ClF3 Molecular Geometry
We have already drawn the 2-dimensional Lewis Structure of ClF3. Our next task is to decipher the 3-dimensional geometry of the given molecule.
This is known as molecular geometry.
VSEPR stands for Valence Shell Electron Pair Repulsion model theory. This is the most commonly used theoretical basis on which people of chemistry love to predict the molecular shape of a molecule.
Electrons are negatively charged subatomic particles that form a likely charged cloud around nuclei that tend to cause repulsion.
Hence, to get a balanced molecular structural composition, this electron repulsion needs to be minimized as much as possible. VSEPR model is based on this fact.
ClF3 Molecular Shape
Here, we have to find out the perfect molecular geometrical shape of ClF3.
Let’s look at this VSEPR chart.
We can see that we need to find out the number of lone pairs and the steric number of the central atom to calculate the molecular geometry.
We already know about the lone pair or non-bonded electron pair concept. In ClF3, we have 2 lone pairs over central chlorine, an exception to the octet rule.
A molecule can be at its most stable state when its energy has been in its lowest form, therefore the electron repulsion has been minimized.
The steric number is a noteworthy terminology used in VSEPR theory. It refers to the number of domains connected or attached to the central atom.
Steric number in ClF3 = 3 ( No. of bonded electrons) + 2 ( Lone pair) = 5
Now, have a look at the above chart again.
The VSEPR theory suggests that the molecular shape of ClF3 is T- shaped.

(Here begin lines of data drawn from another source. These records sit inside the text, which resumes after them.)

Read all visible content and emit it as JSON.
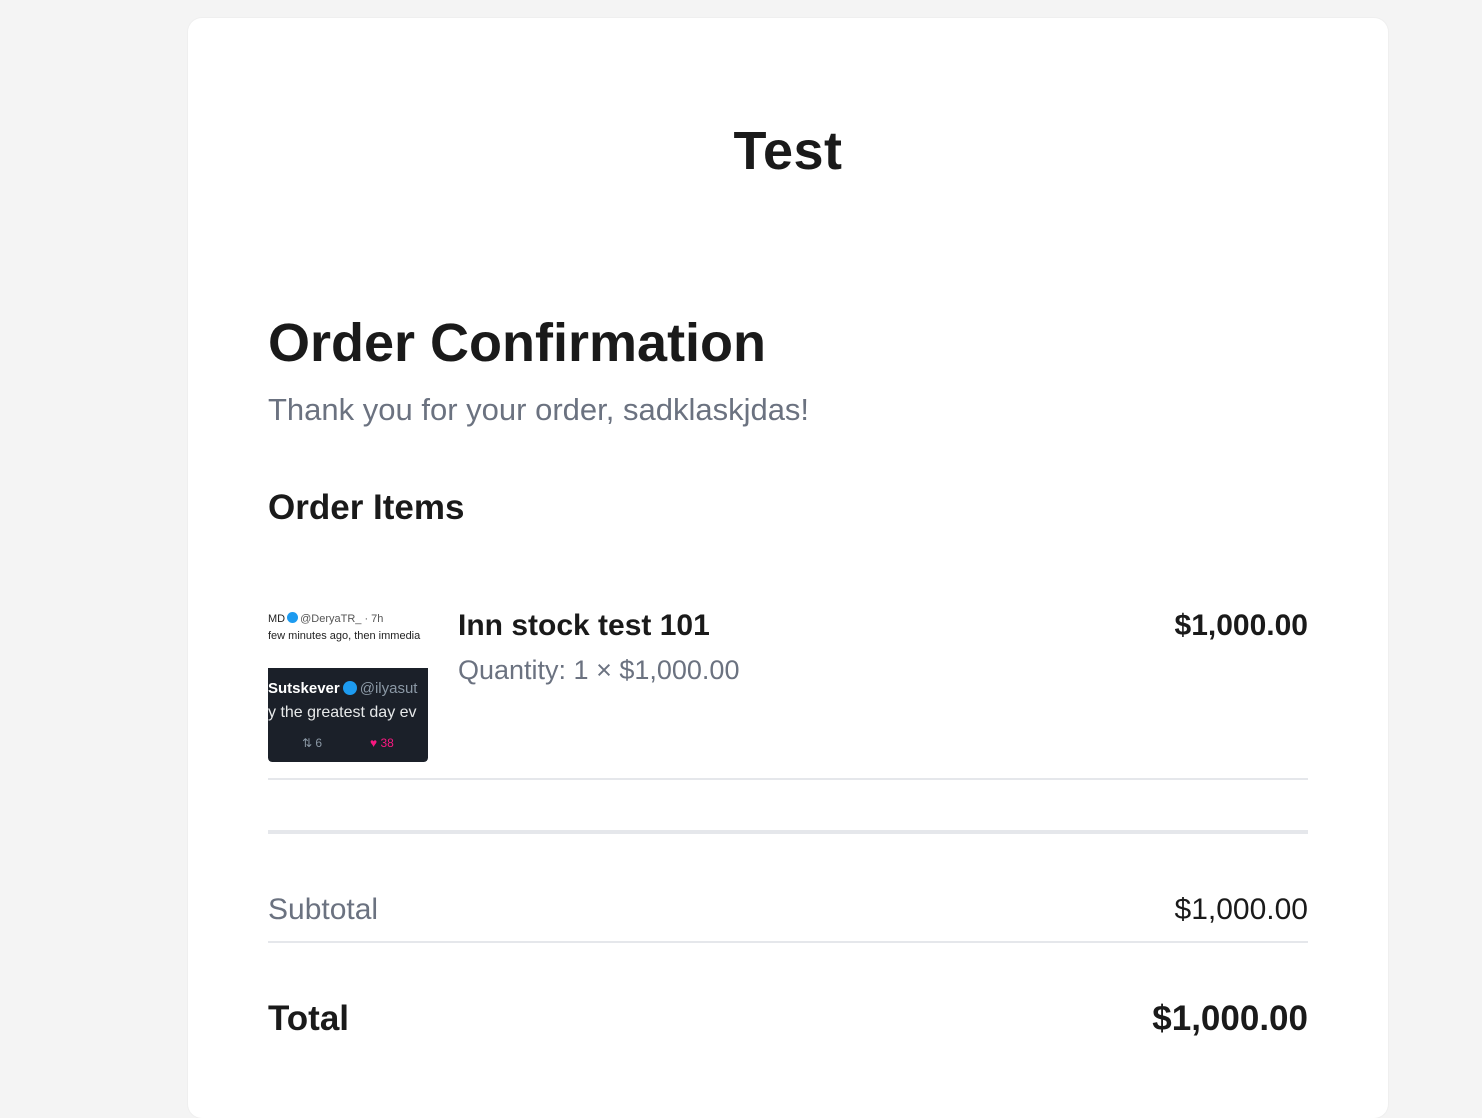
{
  "store": {
    "name": "Test"
  },
  "order": {
    "title": "Order Confirmation",
    "thank_you": "Thank you for your order, sadklaskjdas!",
    "items_heading": "Order Items",
    "items": [
      {
        "name": "Inn stock test 101",
        "quantity_line": "Quantity: 1 × $1,000.00",
        "price": "$1,000.00",
        "thumbnail": {
          "top_author": "MD",
          "top_handle": "@DeryaTR_ · 7h",
          "top_text": "few minutes ago, then immedia",
          "bottom_author": "Sutskever",
          "bottom_handle": "@ilyasut",
          "bottom_text": "y the greatest day ev",
          "retweets": "6",
          "likes": "38"
        }
      }
    ],
    "subtotal_label": "Subtotal",
    "subtotal_value": "$1,000.00",
    "total_label": "Total",
    "total_value": "$1,000.00"
  }
}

What is Orbital Hybridization?
Orbital hybridization is an essential concept of chemical bonding that we cannot skip. We all know that there are several atomic orbitals: s, p, d, and f.
AOs are mainly the probable regions or spaces inside an atom around the nuclei where we can expect the presence of electrons and these atomic orbitals vary in shape, abundance, and size.
Hybridization is the process of fusion and mixing of atomic orbitals of different types to result in hybridized orbitals.
Type of hybridization in ClF3
Cl: 1s2 2s2 2p6 3s2 3p5
F: 1s2 2s2 2p5
In chlorine, we have for the valence 3 shell, filled s, px, py filled, pz half-filled, and empty d orbitals.
The paired electrons will shift towards d orbitals and the hybridization will take place via one s, the three p, and one d orbital.
We have therefore sp3d hybridization.
Polarity is another subject on chemical bonding that we need to learn about. So, how to know whether a molecule is polar or non-polar?
Do you know that it is just our assumption that electrons will be shared in equal proportion while a bond is getting formed? The fact is, it is not!
The atomic elements possess partial charges( positive and negative) while forming any bond and the distance in the bond is created which helps in measuring dipole moment.
If the charges cancel each other( for example, always in the case of homogeneous diatomic molecules), then there is no net dipole which results in non-polarity.
If there is an electronegativity difference, then the molecule has a net dipole. The said molecule is polar in nature.
If we look at the Pauling scale, we can find out the values of electronegativity of periodic table elements. A chlorine atom has an electronegativity of 3.16 whereas a fluorine atom, being highly electronegative has a value of 3.98.
So here, the partial positive charge is being held by Cl, and the partial negative charge is being held by F atoms in each Cl-F bond inside chlorine trifluoride.
Therefore, due to the high difference in electronegativity, there is a net dipole which results in polarity.
ClF3 is a polar molecule.
In this article, we have discussed the chemical bonding of chlorine trifluoride.
We have tackled the Lewis structure, hybridization, molecular geometry, and polarity. Hope you have been benefitted from this detailed explanation.